D’autre part, le Tribunal a écarté toute faute lourde dans la mise en œuvre matérielle des mesures de police édictées pour préserver les risques encourus par l’exploitation de l’ouvrage :

« Ainsi, compte tenu des mesures prises par le préfet pour assurer l’exécution matérielle des mesures de police précédemment édictées et des moyens dont il disposait, l’absence de remise en état du site n’a pas eu, en l’espèce, le caractère d’une faute lourde de nature à engager la responsabilité de l’État à l’égard des associations requérantes. » (décision commentée : TA Bordeaux, 6 février 2025, n° 2300568, point 11).

Enfin, le Tribunal a retenu une faute imputable à l’État, à cause de l’illégalité de l’autorisation d’exploiter cette retenue d’eau délivrée le 29 juin 2018 par la Préfète de Lot-et-Garonne :

« Il résulte de ce qui précède que parmi les fautes de l’État invoquées dans le cadre de la présente instance, seule est établie celle résultant de l’illégalité fautive de l’autorisation délivrée le 29 juin 2018 » (TA Bordeaux, 6 février 2025, n° 2300568, point 13).

De principe, il est vrai que toute illégalité de l’administration engage sa responsabilité.

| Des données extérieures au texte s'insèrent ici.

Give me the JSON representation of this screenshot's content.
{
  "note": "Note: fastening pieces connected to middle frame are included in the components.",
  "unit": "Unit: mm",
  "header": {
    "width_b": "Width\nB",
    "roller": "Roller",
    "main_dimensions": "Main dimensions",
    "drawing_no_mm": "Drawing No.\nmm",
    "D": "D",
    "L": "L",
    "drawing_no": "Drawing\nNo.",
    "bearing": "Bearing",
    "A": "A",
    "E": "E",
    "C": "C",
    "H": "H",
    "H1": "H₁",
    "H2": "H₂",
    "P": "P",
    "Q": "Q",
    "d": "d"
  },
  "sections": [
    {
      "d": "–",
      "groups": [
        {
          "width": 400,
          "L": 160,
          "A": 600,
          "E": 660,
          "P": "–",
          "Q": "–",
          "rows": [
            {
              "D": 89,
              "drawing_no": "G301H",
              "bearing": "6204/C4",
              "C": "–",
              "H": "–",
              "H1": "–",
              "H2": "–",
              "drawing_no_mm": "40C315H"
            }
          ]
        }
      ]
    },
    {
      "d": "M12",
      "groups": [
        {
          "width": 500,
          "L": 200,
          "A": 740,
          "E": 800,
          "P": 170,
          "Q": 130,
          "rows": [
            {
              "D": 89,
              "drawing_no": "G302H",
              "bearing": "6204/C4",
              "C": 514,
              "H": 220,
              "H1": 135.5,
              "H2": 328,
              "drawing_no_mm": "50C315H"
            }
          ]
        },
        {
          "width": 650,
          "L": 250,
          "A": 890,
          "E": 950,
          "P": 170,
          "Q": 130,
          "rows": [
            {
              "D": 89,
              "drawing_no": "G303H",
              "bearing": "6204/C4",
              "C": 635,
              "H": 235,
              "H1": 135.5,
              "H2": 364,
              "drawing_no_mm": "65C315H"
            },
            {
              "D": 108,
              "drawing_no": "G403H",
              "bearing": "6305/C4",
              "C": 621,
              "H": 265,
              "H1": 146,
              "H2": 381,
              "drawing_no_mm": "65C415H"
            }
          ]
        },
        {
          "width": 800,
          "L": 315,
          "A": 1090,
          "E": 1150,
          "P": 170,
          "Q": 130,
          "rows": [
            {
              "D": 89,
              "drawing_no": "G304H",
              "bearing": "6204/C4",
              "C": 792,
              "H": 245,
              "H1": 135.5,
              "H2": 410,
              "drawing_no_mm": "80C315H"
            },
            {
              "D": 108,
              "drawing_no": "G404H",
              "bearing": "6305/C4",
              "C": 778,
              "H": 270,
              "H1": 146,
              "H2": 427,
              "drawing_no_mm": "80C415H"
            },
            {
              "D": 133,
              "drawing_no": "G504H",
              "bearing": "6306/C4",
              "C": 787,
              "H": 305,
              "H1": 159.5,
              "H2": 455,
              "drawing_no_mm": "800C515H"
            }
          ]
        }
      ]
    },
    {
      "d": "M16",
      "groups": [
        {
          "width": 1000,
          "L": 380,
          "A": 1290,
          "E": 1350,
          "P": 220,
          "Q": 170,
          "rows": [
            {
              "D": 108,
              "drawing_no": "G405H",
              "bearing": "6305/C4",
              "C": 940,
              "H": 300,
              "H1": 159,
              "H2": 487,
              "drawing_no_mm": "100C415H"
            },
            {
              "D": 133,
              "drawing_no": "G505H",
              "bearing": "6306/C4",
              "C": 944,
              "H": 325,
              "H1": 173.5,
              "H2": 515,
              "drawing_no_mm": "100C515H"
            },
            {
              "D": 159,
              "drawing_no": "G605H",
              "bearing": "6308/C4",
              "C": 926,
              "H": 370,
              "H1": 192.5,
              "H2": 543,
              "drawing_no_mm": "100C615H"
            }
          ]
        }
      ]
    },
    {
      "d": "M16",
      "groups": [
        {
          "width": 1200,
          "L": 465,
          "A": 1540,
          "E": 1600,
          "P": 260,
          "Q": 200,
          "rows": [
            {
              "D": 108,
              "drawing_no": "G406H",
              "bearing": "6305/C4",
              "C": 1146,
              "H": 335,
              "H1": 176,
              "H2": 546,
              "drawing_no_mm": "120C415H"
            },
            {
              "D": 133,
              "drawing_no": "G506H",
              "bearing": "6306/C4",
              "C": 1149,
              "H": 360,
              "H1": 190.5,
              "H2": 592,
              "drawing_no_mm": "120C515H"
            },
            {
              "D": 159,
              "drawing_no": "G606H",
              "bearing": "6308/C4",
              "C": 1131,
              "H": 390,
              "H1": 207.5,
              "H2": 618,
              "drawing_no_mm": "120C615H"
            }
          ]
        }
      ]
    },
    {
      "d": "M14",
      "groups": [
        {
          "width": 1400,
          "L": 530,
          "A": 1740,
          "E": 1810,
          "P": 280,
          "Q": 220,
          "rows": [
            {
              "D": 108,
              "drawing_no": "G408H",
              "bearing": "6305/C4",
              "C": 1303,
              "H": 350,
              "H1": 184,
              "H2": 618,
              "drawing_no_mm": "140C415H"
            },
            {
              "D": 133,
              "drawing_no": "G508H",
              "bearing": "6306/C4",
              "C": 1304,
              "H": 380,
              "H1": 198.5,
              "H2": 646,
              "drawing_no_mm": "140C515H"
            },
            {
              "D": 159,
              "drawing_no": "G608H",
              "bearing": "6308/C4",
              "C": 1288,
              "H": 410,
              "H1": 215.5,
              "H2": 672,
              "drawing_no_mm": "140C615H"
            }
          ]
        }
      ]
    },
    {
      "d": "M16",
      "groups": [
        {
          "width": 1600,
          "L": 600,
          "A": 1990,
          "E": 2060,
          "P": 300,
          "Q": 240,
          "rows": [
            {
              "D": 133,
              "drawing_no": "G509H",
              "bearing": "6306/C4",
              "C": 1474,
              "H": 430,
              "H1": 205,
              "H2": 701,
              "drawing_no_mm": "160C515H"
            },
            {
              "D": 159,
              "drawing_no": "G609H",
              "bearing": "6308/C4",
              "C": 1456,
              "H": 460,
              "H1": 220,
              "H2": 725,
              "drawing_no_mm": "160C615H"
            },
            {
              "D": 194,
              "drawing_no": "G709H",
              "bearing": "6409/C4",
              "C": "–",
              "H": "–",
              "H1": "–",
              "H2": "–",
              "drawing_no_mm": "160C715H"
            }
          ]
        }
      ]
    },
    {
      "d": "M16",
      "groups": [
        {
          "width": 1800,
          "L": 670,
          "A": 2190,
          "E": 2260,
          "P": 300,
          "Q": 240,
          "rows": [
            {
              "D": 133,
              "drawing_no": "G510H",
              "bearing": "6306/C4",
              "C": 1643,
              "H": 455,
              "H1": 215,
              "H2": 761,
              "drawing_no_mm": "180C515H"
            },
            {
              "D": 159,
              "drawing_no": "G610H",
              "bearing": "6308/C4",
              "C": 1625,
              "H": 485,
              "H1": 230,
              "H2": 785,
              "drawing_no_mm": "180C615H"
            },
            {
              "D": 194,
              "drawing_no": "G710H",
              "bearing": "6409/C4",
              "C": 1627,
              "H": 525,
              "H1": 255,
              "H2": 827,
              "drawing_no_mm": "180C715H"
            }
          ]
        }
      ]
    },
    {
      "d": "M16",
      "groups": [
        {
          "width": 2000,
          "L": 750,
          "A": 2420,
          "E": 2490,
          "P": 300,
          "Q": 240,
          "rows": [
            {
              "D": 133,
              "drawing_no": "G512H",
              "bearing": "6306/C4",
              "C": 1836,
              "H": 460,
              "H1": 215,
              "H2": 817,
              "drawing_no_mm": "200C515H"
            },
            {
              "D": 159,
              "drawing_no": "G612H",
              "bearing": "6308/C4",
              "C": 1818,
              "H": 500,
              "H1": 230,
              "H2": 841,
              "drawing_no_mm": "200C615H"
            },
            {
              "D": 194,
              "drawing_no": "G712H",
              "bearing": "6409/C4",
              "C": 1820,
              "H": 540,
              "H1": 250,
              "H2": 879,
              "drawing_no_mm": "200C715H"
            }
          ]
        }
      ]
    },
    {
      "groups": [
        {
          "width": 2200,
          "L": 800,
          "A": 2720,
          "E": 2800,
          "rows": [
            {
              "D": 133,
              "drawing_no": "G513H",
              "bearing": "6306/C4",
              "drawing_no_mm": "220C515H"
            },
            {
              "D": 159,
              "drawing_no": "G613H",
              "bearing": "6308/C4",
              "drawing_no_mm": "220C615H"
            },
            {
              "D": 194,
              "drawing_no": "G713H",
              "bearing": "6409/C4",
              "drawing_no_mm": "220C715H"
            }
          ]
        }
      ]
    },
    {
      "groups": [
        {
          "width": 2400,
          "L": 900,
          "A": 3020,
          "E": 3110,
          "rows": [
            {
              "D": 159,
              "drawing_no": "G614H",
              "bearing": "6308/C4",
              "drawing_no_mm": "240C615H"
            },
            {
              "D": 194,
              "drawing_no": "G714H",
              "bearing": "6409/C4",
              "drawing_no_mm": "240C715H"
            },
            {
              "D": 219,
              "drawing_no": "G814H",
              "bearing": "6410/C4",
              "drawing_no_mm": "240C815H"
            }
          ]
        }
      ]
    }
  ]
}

Cela étant, le Tribunal a rejeté la demande des associations requérantes de réparer le préjudice :

« (…) si les associations requérantes se prévalent d’un préjudice écologique, cette autorisation a été retirée, ainsi qu’il a été dit ci-dessus, le 15 octobre 2018. À la date de ce retrait, seuls les travaux de défrichement avaient débuté le 4 septembre 2018. À cet égard, les forces de gendarmerie ont constaté le 24 octobre 2018 qu’aucuns travaux de terrassement ou de comblement de la mare n’avaient été entrepris. En outre, le déplacement des espèces protégées a été opéré le 19 octobre 2018, soit postérieurement au retrait de l’autorisation. Dans ces conditions, le préjudice écologique subi par les associations requérantes du fait de la poursuite des travaux de construction de la retenue d’eau ne saurait être regardé comme la conséquence de l’illégalité de l’autorisation délivrée le 29 juin 2018 » (TA Bordeaux, 6 février 2025, n° 2300568, point 14).

Dans la mesure où l’autorisation environnementale illégalement délivrée a été rapidement retirée, et dès lors que le préjudice écologique allégué n’a pas trouvé sa cause dans le laps de temps durant lequel cette autorisation a produit ses effets, la demande des associations n’était pas justifiée.